Throughout the gallery, exhibited works channel the vast array of methodologies, materials, and ideas that contribute to the expansive nature of Afrofuturism in contemporary art.
Five of Carroll’s photographs from his ongoing In the Finite, Infinitely series launched in 2020, for example, manifest his focus on ontological concerns such as the fluid or multidimensional nature of time, which he conceives as spherical rather than linear. Most ground an abstracted human figure in an expanse of stars and other matter, suggesting the cosmological context for explorations of Black identity, beauty, and power.
Meanwhile, five of Airitam’s photographs from her 2017 series The Golden Age speak to the prevalence of examining and critiquing history in Afrofuturism, while reflecting the artist’s own creative practice as well. “My work is rooted in history but also forward-looking,” she explains. For this series, Airitam couples portraiture and still life imagery reminiscent of Renaissance paintings in photographs of friends and fellow creatives, alluding to art history as she considers the complexities of discerning what’s real or true, as well as the nature of Black representation. “I feel like I’m always working in Afrofuturism, although I don’t necessarily use the term,” Airitam adds.
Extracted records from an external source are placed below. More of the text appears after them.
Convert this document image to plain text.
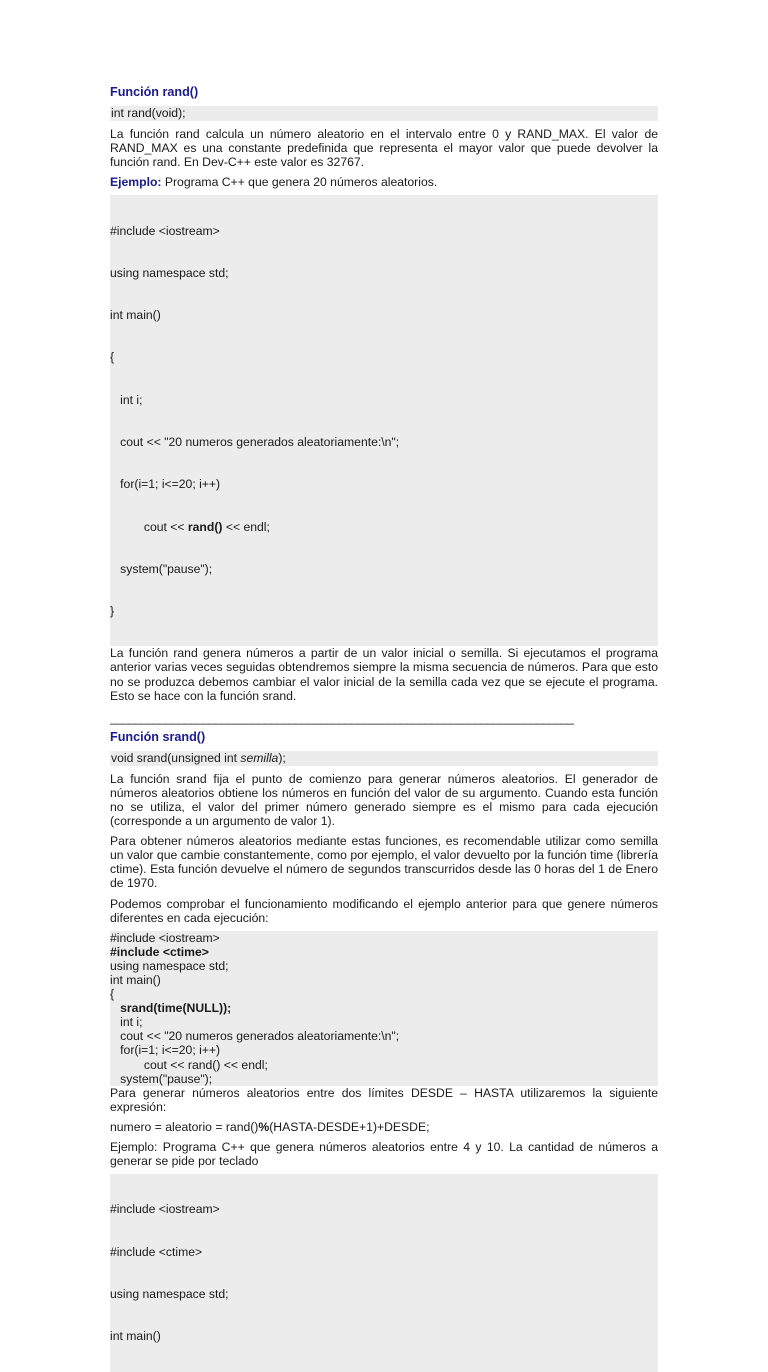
Función rand()
int rand(void);

La función rand calcula un número aleatorio en el intervalo entre 0 y RAND_MAX. El valor de RAND_MAX es una constante predefinida que representa el mayor valor que puede devolver la función rand. En Dev-C++ este valor es 32767.

Ejemplo: Programa C++ que genera 20 números aleatorios.

#include <iostream>

using namespace std;

int main()

{

int i;

cout << "20 numeros generados aleatoriamente:\n";

for(i=1; i<=20; i++)

cout << rand() << endl;

system("pause");

}

La función rand genera números a partir de un valor inicial o semilla. Si ejecutamos el programa anterior varias veces seguidas obtendremos siempre la misma secuencia de números. Para que esto no se produzca debemos cambiar el valor inicial de la semilla cada vez que se ejecute el programa. Esto se hace con la función srand.

___________________________________________________________________________
Función srand()
void srand(unsigned int semilla);

La función srand fija el punto de comienzo para generar números aleatorios. El generador de números aleatorios obtiene los números en función del valor de su argumento. Cuando esta función no se utiliza, el valor del primer número generado siempre es el mismo para cada ejecución (corresponde a un argumento de valor 1).

Para obtener números aleatorios mediante estas funciones, es recomendable utilizar como semilla un valor que cambie constantemente, como por ejemplo, el valor devuelto por la función time (librería ctime). Esta función devuelve el número de segundos transcurridos desde las 0 horas del 1 de Enero de 1970.

Podemos comprobar el funcionamiento modificando el ejemplo anterior para que genere números diferentes en cada ejecución:

#include <iostream>
#include <ctime>
using namespace std;
int main()
{
srand(time(NULL));
int i;
cout << "20 numeros generados aleatoriamente:\n";
for(i=1; i<=20; i++)
cout << rand() << endl;
system("pause");

Para generar números aleatorios entre dos límites DESDE – HASTA utilizaremos la siguiente expresión:

numero = aleatorio = rand()%(HASTA-DESDE+1)+DESDE;

Ejemplo: Programa C++ que genera números aleatorios entre 4 y 10. La cantidad de números a generar se pide por teclado

#include <iostream>

#include <ctime>

using namespace std;

int main()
For every artist, the gallery has posted a comprehensive text panel that includes helpful context for understanding both their larger body of work and how their work in this show relates to Afrofuturist perspectives. In this way, viewers discover that several of these artists focus on the experiences of Black women, the African diaspora, and family histories.
The materials and processes these artists use point to the specific ways they are reimagining radical futures while amplifying Afrofuturist themes.
With her salon wall-style grouping of images, for example, Tucson-based artist Elizabeth Burden seeks to “create a new archive of Blackness.” And Doe, whose two textile works in the exhibition reflect her view of material as metaphor, uses cotton to reference “the industry’s implicit engagement in the slave trade” while also “reclaiming this material” for new possibilities.
Concepts of community and co-creating are evident as well.
Carroll worked with Michelle Nichols-Dock, senior visual arts curator for Tempe Center for the Arts, to transform a gallery nook into a “Funk Lounge” complete with seating, plus books and albums that embody Afrofuturism. “It’s meant to give people rest and a space to learn more about the topics in the show,” says Carroll.
Along a wall of windows near both the gallery and an adjacent lakeside park, people see Stacey Robinson’s Afrofuturism-themed mural Let Us Reflect Us. The gallery will host related programming, including an artist panel moderated by guest curator Granville Carroll and scholar Jenna Hanchey, during the exhibition’s run.
Given Airitam’s childhood memories of seeing countless portraits and still life paintings that felt disconnected from her own identity and personal agency, Airitam clearly hopes the Reclaiming Hope: Afrofuturist Visions exhibition will resonate differently for those who see it. “This is our power. All of us are amazing, powerful people,” she says, before elaborating on her hopes for the exhibition’s impact.
“The work is to remind all of us – no matter our race, gender, or background – that every one of us has a birthright to meet the full potential of our best selves without the interference of others,” Airitam adds. “I want people to walk into that space and not think of it as ‘other.’ It’s not just about being Black. It’s about our collective future, and we can all find ourselves in that space.”
The Reclaiming Hope panel talk moderated by curator Granville Carroll with scholar Jenna Hanchey will take place at The Gallery at TCA, from 6 to 8 pm on Thursday, November 14. Panelists include artists Alanna Airitam, Elizabeth Burden, and Elizabeth Denneau.